Cuthand has been writing columns for the Saskatoon StarPhoenix and the Regina Leader-Post for 25 years. If you do the math, and he does, that’s around 1,200 columns.

 

Cuthand lives in Saskatoon but is from Little Pine First Nation in the Battleford area. His one-line bio for the papers emphasizes his Indigenous perspective, a perspective that wasn’t a strong component when he started.

 

He was “a pioneer in providing that gateway for the Aboriginal perspective to be brought into the mainstream media,” said Trevor Sutter, Cuthand’s editor at the Leader-Post in the ‘90s.

 

Sutter says that before Cuthand’s columns, “That perspective only showed up in either police reporting, court reporting or social issues.”

 

Cuthand has been an influence in Indigenous media for decades. After working at the Alberta Native Communications Society in Edmonton, he became editor of Saskatchewan Indian magazine, a publication connected to the Saskatchewan Federation of Indians (now the Federation of Sovereign Indigenous Nations).

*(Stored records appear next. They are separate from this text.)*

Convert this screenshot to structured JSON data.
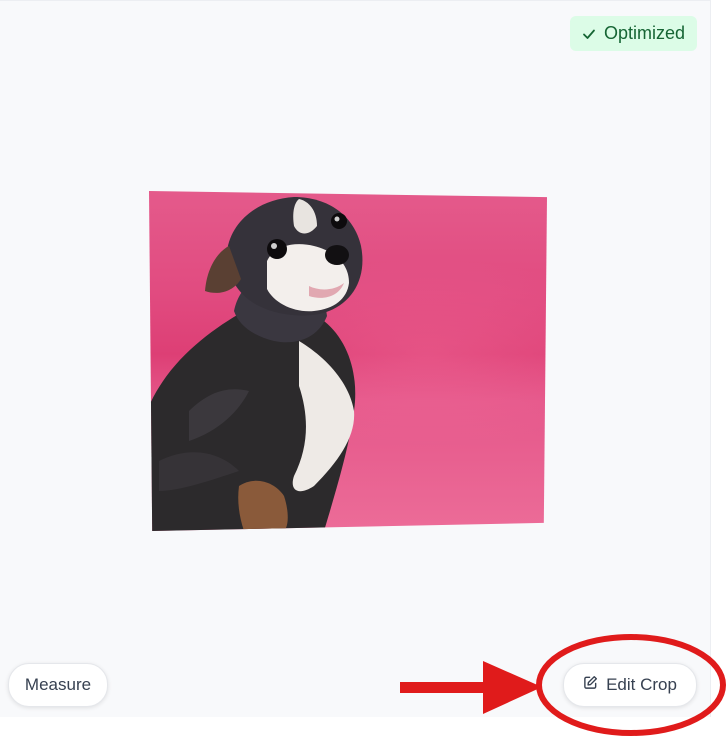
{
  "status_badge": {
    "label": "Optimized",
    "icon": "check-icon",
    "background": "#dcfce7",
    "color": "#166534"
  },
  "image": {
    "subject": "chihuahua-photo"
  },
  "toolbar": {
    "measure_label": "Measure",
    "edit_crop_label": "Edit Crop",
    "edit_crop_icon": "edit-icon"
  },
  "annotation": {
    "color": "#e01b1b",
    "marks": [
      "arrow",
      "circle"
    ]
  }
}
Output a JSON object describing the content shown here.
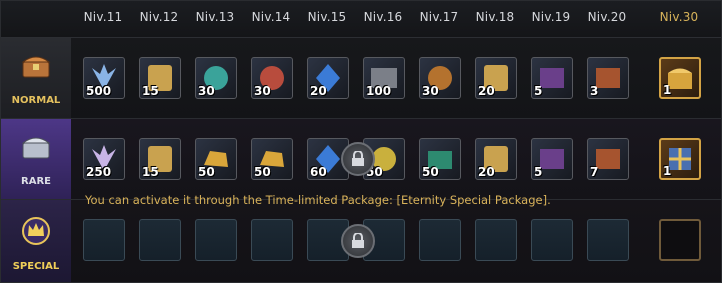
{
  "levels": [
    "Niv.11",
    "Niv.12",
    "Niv.13",
    "Niv.14",
    "Niv.15",
    "Niv.16",
    "Niv.17",
    "Niv.18",
    "Niv.19",
    "Niv.20",
    "Niv.30"
  ],
  "tiers": {
    "normal": {
      "label": "NORMAL",
      "quantities": [
        "500",
        "15",
        "30",
        "30",
        "20",
        "100",
        "30",
        "20",
        "5",
        "3",
        "1"
      ]
    },
    "rare": {
      "label": "RARE",
      "quantities": [
        "250",
        "15",
        "50",
        "50",
        "60",
        "50",
        "50",
        "20",
        "5",
        "7",
        "1"
      ]
    },
    "special": {
      "label": "SPECIAL"
    }
  },
  "notice": "You can activate it through the Time-limited Package: [Eternity Special Package].",
  "colors": {
    "gold": "#d7b35a",
    "rare_purple": "#4d3787",
    "panel": "#121316"
  },
  "icons": [
    "chest-icon",
    "lock-icon",
    "crown-icon"
  ]
}
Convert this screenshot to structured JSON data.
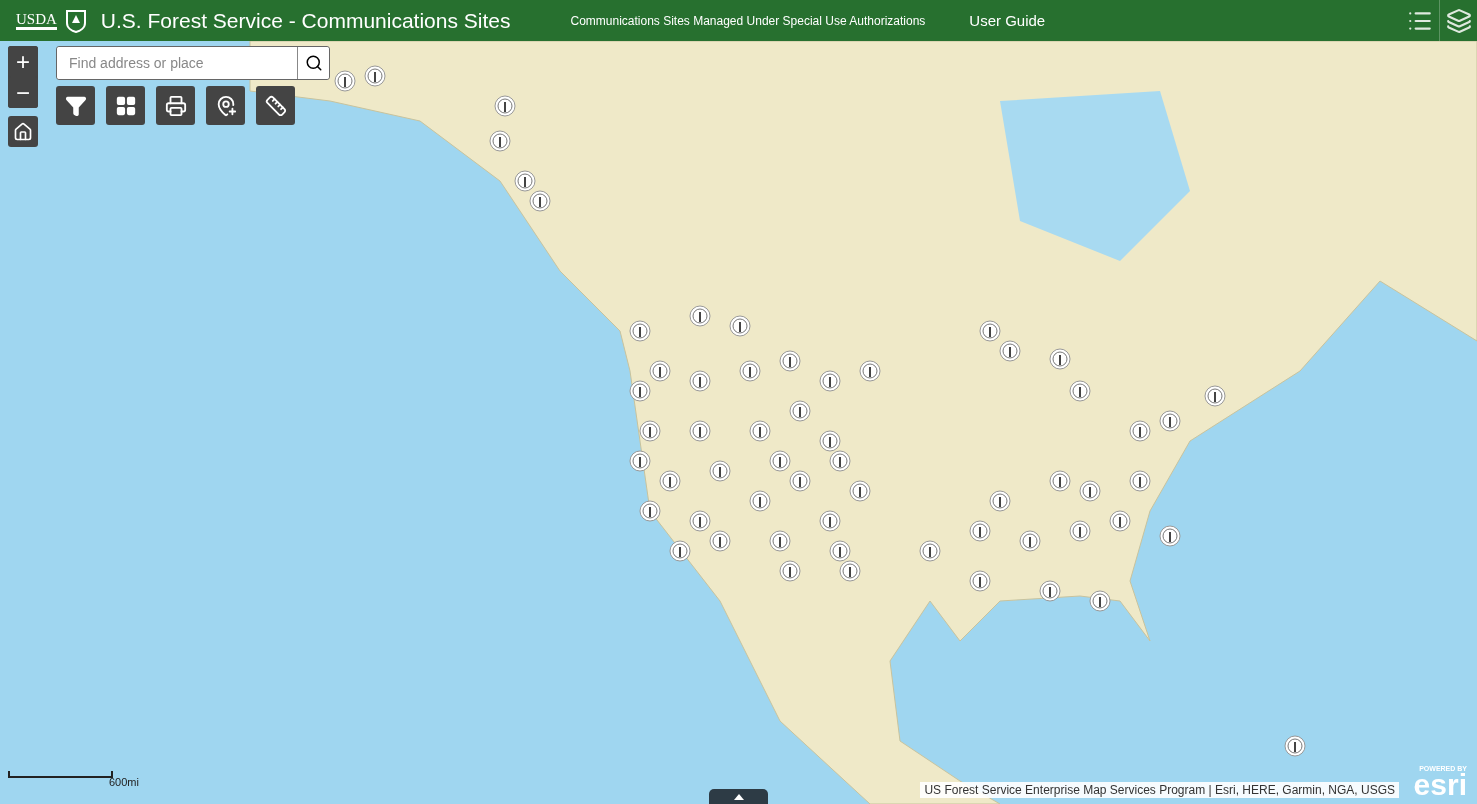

Then he became a vice-chief for the federation for five years in the late ‘70s and early ‘80s.

 

Because of Cuthand’s experience in politics, he has regularly criticized politicians and governments, both Indigenous and non-Indigenous, in his columns.

 

During the controversial Pamela George murder case of 1996, Cuthand was very critical. George was killed by two white, male high-school students outside of Regina, out of what some argued was racial hatred.

 

Judge Ted Malone made a comment to the jury about her being a sex worker, which caused an uproar, one Cuthand was part of.

 

Critical of Malone, he wrote in his Jan. 3, 1997 column: “The victim was placed on trial and the two killers were made to appear like some good old boys out for a good old time.”

 

While Cuthand writes about injusticethe killing of Colten Boushie is a more recent examplehe said his goal is to educate non-Indigenous people about the longer narrative of Indigenous peoples, of what’s happened over decades, even centuries.

 

“The daily headline is simply a chronicle of events of that particular time,” he said. “(When) you come to an issue we have to go right back and look at…when our people lived on the land and when they went to boarding schools. It all kind of builds up into where we are today.”

 

This is why Cuthand wrote about the treaty agreements with the Crown when then-premier Roy Romanow asked the federal government to hand responsibility for Aboriginal health care to the provinces in 2002. It’s why he brought up Indigenous peoples’ historic ability to store fat during winter months, in a column about the diabetes epidemic among First Nations.

 

“I want understanding,” he said. “I want a human face put on Indian people.”

 

Along with promoting community in his writing, Cuthand has also been supported by people who read his columns. When his son passed away in 2006, he wrote about it days after it happened.

 

“I couldn’t talk,” he said. “The way I could actually do anything was through the keyboard. That’s where my thoughts came out and so I did.”

 

Cuthand received calls from people he didn’t know that were very helpful at the time.

 

“The interesting thing I discovered was that my wife and I now belong to a very exclusive club—in Indian Country there are an awful lot of parents who have lost their child in one way or the other.”

 

Cuthand wants to bring people together. His neighbours in Saskatoon are a mix of folks from different countries, such as Pakistan and Zimbabwe. He and his wife get together with them for meals. As a result, he’s learned about Ramadan and other traditions.

 

“Once you get to know someone, they become a friend,” he said. “They take on a different glow altogether. It’s just the way it should be.”